The bit pattern of the immediate consists of identical sub-patterns with 2-, 4-, 8-, 16-, 32- or 64-bits length.
Both the sub-pattern size and value is stored in the `N`

and `imms`

fields.
The bit pattern needs to be a consecutive sequence of (at least one) zeroes, followed by a consecutive sequence of (at least one) ones (the regex for that pattern would be `0+1+`

).
To generate the bit pattern, the format really just stores the number of consecutive ones in the element and the size of the element.

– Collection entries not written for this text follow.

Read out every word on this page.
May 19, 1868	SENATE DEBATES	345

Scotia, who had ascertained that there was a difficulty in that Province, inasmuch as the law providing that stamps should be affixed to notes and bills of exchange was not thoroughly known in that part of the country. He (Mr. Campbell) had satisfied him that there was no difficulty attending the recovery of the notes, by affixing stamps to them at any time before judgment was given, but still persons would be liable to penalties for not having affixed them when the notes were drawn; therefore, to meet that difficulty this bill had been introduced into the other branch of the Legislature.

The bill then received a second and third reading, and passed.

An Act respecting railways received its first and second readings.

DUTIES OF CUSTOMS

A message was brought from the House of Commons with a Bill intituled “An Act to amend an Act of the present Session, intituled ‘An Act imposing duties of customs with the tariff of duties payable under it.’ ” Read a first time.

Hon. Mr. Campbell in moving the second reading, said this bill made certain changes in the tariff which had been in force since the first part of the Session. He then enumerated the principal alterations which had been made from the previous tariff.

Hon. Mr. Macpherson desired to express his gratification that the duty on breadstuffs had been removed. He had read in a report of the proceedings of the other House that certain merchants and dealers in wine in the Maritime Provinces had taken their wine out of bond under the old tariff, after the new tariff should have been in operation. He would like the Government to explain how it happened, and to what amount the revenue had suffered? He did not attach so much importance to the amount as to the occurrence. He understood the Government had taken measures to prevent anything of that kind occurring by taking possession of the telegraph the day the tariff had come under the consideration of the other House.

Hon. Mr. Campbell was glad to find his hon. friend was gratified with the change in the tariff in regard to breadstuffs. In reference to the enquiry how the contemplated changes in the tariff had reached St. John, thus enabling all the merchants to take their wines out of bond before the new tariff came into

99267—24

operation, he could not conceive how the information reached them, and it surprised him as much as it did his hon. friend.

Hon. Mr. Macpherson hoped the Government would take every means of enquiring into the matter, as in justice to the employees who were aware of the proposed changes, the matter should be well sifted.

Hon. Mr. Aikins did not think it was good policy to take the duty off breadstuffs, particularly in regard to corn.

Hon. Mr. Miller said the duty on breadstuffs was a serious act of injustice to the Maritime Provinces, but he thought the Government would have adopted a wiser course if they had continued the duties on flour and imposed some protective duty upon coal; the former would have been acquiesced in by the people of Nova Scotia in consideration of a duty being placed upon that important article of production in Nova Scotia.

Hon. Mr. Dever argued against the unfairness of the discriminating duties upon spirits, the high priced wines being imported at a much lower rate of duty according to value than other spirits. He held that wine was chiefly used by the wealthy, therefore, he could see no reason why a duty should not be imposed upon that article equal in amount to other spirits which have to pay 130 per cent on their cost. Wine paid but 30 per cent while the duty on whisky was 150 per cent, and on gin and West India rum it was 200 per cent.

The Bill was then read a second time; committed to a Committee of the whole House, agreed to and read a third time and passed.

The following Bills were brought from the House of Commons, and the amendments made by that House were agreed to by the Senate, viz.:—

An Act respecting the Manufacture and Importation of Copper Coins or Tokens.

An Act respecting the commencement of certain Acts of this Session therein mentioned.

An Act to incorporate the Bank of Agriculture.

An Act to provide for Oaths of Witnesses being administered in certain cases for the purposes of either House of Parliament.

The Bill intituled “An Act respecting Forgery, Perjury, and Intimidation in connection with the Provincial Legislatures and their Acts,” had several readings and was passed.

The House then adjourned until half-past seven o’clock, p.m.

The so specified element value can be right-rotated up to element size minus 1 to move the start of the sequence of ones to any other point in the element.
The number of rotations is stored in `immr`

which has 6 bits, so it allows up to 63 rotations in the case of an element size of 64 bits.
An element size of 2 only allows 0 or 1 rotations, in this case only the least significant bit is considered, the upper 5 bits of `immr`

are simply ignored.

The element gets replicated until it reaches 32- or 64-bits. 13-bits could store 8192 different values, but since e.g. the rotation is not always used to its full potential with smaller element sizes it actually allows less different values but probably a more useful set of bit patterns.

Since `immr`

is actually quite boring (just stores the number of rotations), let’s look into how `N`

and `imms`

can store both the element size and the number of consecutive ones at the same time:

N | imms | element size | |||||

0 | 1 | 1 | 1 | 1 | 0 | x | 2 bits |

0 | 1 | 1 | 1 | 0 | x | x | 4 bits |

0 | 1 | 1 | 0 | x | x | x | 8 bits |

0 | 1 | 0 | x | x | x | x | 16 bits |

0 | 0 | x | x | x | x | x | 32 bits |

1 | x | x | x | x | x | x | 64 bits |

The upper bits specify the element size, while the lower bits marked with `x`

are used to store the consecutive sequence of ones.
0 means there is one 1 in the bit pattern, 1 means there are two 1’s and so on.
At the same time it is not allowed to set all `x`

to 1, since this would allow to create all ones
(Remember: The format doesn’t allow 0 or all ones to be encoded).

Let’s see some examples:

`0|111100`

represents element`01`

(2 bits element size, one 1)`0|110101`

represents element`00111111`

(8 bits element size, six 1’s)

There was an interesting answer on Stack Overflow that enumerates all 5334 possible 64-bit immediates with this encoding.
I ported this code to Ruby and dumped the fields `n`

, `immr`

and `imms`

for all values.
See here for the full output of the script.
I verified the output by comparing all values to the output of the AArch64 assembler.
Scrolling over all values, element sizes, rotations etc. should give you a quick overview of what numbers can be encoded with this representation.

For some source code examples, see e.g. LLVM, which also handles encoding and decoding of logical immediates.

### Other immediates

There are even more instruction classes that accept immediates as operands (There is even one with floating-point). But IMHO they are not as complicated as the logical immediate class.